Corporate Wrongdoing May Result In More Individual Indictments
A 2008 memorandum from the U.S. Department of Justice’s Office of the Deputy Attorney General states that corporations in Greenville, South Carolina, and throughout the country are to be considered legal persons under the law. As such, they can be held accountable for criminal activity. However, those who bring the company under scrutiny by making decisions or carrying them out may not receive attention or be held accountable.
The same memorandum also implemented passed revisions to the Principles of Federal Prosecution of Business Organizations in an attempt to strengthen the U.S. Department of Justice’s ability to investigate corporations, executives and employees when companies are charged with crimes.
Yahoo News reports that in spite of the fact that this policy has been in place for seven years, there are those in the U.S. Government who believe there is still not enough executive accountability when a charge of wrongdoing is brought against a corporation.
Guidelines focus on employees
According to the New York Times, the U.S. Department of Justice recently issued new guidelines that place the focus of criminal investigations on employees first, rather than on the corporation as a whole. The new rules will prevent companies from receiving settlements when they do not cooperate with investigators. Without settlements, corporations engaged in criminal activities would have to pay billions of dollars in reparations.
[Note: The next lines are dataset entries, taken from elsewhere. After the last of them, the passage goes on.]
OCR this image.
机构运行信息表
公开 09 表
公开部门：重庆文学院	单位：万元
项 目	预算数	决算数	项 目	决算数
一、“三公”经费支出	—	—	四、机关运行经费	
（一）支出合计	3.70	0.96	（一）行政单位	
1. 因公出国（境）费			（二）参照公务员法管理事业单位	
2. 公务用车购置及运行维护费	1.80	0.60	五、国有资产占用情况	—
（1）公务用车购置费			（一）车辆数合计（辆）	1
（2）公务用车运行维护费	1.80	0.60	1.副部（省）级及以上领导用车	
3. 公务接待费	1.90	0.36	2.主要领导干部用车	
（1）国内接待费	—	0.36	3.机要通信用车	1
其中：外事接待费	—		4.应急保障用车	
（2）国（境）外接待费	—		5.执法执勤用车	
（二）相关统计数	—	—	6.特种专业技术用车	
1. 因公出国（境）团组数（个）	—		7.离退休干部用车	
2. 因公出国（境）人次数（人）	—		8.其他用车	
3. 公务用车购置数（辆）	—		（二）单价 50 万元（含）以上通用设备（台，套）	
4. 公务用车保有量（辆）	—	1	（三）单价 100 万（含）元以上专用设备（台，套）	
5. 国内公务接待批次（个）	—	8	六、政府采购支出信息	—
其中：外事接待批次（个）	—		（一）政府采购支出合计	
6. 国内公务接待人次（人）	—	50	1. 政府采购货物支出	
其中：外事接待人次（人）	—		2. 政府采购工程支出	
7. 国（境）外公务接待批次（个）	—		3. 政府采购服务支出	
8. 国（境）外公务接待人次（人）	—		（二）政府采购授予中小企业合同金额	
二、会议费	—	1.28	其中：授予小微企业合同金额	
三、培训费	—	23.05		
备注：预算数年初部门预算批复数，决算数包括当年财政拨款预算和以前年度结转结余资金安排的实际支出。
In the past, corporations have used tactics, such as withholding evidence, to protect employees from indictment, and the Justice Department has reached settlements with these companies without insisting that the information be provided first.
Justice not guaranteed
The new rules have received criticism on a number of fronts. For example, some believe that previous precedents where plea bargains were accepted have weakened the potential for effectiveness. In the past, many corporate employees who were charged with crimes still did not receive a prison sentence. This could be an indication that identifying a responsible person in white-collar crime cases will ultimately not make a difference.
While the deputy attorney general, who authored the revisions, insists that the Justice Department will not allow this to happen, many question the department’s ability to discover the responsible parties in these cases. Others have pointed out that it will not be difficult for executives to escape prosecution by offering up scapegoats.
It remains to be seen whether these changes will make a practical difference in the way that the Department of Justice handles white collar crime. However, new policies could affect employees who would not otherwise be involved when charges are brought against companies in South Carolina. A criminal law attorney who is familiar with new policies and regulations may be able to provide legal assistance to those who find themselves under investigation for white-collar crimes.